Last month’s federal budget included a number of measures to
restrict welfare, including preventing unemployed people under 30
getting access to payments for up to six months.




Treasurer Joe Hockey, in a speech last week, described
Australia’s welfare system as ‘‘unsustainable’’ and said claims the
budget was unfair were misguided “old-style socialism”.




He said the government was spending, on average, more than $6000 on welfare for every Australian.



“The average working Australian, be they a cleaner, a plumber
or a teacher, is working over one month full-time each year just to pay
for the welfare of another Australian,’’ he said.




Yet the HILDA research shows that in 2001 23 per cent of
people aged 18 to 64 had received welfare payments each week and a
decade later that had fallen sharply to 18.5 per cent.




There has also been a big drop in the percentage of working
age households where more than 90 per cent of their income came from
welfare. In 2001 that accounted for 7.1 per cent of households while a
decade later it was just 4.8 per cent.




The proportion of retired people who relied on benefits as
their main source of income also declined across the decade from 65.8
per cent to 63.5 per cent.




The report's author, Associate Professor Roger Wilkins, said
Australia was experiencing its lowest level of welfare reliance in
decades, possibly since the 1980s.




‘‘I’m absolutely bewildered by Hockey’s obsession on welfare
reliance in Australia,’’ he said. ‘‘It’s lower than it's been in a
couple of decades, possibly longer.’’




Professor Wilkins said the long-term trend away from welfare
reliance was largely the result of Australia’s long boom, although a
succession of welfare reforms that have tightened eligibility to
payments had also contributed.




‘‘The long and short of it is we’ve had 20 years of growth
uninterrupted by a recession. This is a fact I don’t think is
appreciated widely enough,’’ he said. ‘‘It is the longest boom recorded
in any developed country ever.’’




The long boom had also helped the number of Australians in
absolute poverty halve in the decade with low, middle and high-income
groups all recording strong real income growth. Despite that, inequality
is rising in Australia with men in highly paid full-time jobs recording
the strongest wages growth.




Professor Wilkins said besides 2009 – when government
stimulus payments lessened inequality –  the trend since the mid-2000s
has been for inequality to edge higher. While we are far more equal than
US or many developing countries, among rich countries we have
reasonably high levels of inequality.




‘‘We’re probably not as equal a country as many people think,’’ he said.

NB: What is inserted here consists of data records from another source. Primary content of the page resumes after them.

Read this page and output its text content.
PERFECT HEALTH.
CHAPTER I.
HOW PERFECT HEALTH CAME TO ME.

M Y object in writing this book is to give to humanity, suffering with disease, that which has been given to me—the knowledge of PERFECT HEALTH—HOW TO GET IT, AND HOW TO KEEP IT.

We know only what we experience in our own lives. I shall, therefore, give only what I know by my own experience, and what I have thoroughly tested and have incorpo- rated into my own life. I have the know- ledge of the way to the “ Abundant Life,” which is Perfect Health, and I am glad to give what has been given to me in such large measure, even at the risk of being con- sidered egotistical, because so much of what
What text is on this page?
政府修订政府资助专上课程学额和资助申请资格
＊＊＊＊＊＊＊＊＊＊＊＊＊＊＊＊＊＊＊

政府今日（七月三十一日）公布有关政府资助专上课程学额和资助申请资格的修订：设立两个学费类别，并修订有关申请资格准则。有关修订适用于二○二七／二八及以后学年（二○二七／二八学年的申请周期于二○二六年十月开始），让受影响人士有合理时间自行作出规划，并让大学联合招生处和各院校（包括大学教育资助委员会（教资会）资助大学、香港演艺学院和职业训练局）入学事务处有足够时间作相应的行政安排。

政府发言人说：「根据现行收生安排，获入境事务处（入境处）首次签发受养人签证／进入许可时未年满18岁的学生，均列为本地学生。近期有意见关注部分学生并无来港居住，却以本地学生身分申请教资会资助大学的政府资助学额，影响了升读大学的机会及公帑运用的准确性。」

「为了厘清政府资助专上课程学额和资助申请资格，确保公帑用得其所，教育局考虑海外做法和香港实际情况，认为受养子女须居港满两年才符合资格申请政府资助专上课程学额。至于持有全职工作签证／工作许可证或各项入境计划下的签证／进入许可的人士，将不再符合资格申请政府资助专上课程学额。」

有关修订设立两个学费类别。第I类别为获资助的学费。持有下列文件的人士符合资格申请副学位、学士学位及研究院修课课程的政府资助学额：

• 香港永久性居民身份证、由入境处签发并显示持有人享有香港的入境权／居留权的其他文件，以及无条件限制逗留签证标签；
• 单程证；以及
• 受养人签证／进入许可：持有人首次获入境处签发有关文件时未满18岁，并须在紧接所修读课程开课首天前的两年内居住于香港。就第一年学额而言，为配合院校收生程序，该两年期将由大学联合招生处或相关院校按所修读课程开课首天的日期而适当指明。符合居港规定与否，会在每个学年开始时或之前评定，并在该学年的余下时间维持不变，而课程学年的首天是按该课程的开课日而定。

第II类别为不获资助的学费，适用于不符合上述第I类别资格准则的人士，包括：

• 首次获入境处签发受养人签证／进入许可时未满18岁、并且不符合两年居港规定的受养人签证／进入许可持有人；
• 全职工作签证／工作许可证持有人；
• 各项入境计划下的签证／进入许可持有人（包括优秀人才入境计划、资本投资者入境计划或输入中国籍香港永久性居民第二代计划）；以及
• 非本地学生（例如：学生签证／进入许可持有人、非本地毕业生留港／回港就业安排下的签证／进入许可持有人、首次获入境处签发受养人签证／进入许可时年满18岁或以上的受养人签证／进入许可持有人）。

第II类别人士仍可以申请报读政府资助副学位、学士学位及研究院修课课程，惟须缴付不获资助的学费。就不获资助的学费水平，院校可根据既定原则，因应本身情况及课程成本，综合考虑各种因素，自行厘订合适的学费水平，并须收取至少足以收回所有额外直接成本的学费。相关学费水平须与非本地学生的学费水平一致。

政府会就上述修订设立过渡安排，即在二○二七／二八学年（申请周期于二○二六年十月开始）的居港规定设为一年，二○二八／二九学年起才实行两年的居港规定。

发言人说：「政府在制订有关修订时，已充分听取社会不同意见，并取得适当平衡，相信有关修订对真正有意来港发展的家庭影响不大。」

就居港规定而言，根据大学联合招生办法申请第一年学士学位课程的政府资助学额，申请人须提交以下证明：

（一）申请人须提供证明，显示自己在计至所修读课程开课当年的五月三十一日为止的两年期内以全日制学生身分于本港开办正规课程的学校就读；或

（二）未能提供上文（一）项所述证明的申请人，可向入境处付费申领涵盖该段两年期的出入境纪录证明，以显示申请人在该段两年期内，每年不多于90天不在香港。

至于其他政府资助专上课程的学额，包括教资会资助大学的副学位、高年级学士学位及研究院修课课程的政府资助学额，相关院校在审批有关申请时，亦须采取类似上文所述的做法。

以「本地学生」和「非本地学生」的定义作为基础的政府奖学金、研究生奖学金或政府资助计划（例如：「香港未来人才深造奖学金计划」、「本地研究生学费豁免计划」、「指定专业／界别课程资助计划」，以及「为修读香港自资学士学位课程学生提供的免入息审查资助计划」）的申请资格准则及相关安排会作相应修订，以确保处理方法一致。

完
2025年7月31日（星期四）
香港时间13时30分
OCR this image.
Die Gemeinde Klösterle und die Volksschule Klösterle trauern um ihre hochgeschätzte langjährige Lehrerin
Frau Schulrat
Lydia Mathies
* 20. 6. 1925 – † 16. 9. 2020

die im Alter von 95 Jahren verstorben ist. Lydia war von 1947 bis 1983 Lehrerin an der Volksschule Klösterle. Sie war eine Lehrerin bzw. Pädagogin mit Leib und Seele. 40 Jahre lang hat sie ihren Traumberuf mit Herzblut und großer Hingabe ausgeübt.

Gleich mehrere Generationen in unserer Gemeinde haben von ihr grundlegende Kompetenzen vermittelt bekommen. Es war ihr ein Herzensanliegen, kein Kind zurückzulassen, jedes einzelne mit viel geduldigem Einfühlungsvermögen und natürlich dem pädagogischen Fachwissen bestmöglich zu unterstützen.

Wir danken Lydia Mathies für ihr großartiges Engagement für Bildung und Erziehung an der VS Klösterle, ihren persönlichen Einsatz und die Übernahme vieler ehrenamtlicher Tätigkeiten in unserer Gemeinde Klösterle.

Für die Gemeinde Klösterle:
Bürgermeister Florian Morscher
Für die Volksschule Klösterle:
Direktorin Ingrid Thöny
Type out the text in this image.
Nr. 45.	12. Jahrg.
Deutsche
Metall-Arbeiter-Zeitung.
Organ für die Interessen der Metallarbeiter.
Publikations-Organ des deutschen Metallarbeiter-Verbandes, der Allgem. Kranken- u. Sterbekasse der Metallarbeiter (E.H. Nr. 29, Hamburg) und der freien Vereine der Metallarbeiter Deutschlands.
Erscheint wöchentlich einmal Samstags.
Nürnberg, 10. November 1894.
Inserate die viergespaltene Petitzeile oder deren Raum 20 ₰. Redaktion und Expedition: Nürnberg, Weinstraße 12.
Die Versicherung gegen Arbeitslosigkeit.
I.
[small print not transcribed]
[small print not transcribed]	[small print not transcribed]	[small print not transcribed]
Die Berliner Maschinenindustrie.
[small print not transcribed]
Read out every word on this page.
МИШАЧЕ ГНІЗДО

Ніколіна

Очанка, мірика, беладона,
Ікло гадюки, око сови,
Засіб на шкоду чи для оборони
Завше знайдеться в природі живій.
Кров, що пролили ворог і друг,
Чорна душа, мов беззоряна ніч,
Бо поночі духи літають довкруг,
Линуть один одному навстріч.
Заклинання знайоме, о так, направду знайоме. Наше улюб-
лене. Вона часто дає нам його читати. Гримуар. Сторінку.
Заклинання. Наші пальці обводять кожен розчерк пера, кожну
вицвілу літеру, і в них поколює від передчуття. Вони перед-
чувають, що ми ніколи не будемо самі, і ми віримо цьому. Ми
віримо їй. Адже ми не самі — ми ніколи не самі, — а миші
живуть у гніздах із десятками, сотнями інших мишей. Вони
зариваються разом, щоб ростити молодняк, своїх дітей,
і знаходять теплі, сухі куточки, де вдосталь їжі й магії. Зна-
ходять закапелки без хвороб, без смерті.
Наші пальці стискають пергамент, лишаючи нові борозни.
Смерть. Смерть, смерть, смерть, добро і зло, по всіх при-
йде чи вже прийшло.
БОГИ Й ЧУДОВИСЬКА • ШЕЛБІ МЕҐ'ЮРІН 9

The Rudd government’s stimulus payments of 2009 also masked
the effect of the global financial crisis with living standards rising
sharply that year as interest rates fell and incomes rose.




But disposable income for the median household fell in both
2010 and 2011 on one measure. That contrasts with the years before the
financial crisis when there had been strong growth in real household
income. ‘‘It’s a pretty good hint for why the Rudd and Gillard
governments had  such a difficult time ...  median household incomes
were going backwards,’’ he said. ‘‘I think that is a delayed GFC
effect.’’




As the federal government moved to rein in its large deficit
there were no more income tax cuts while thresholds for some payments,
such as family tax payments, were frozen. ‘‘That’s why people were
feeling a bit aggrieved,’’ Professor Wilkins said.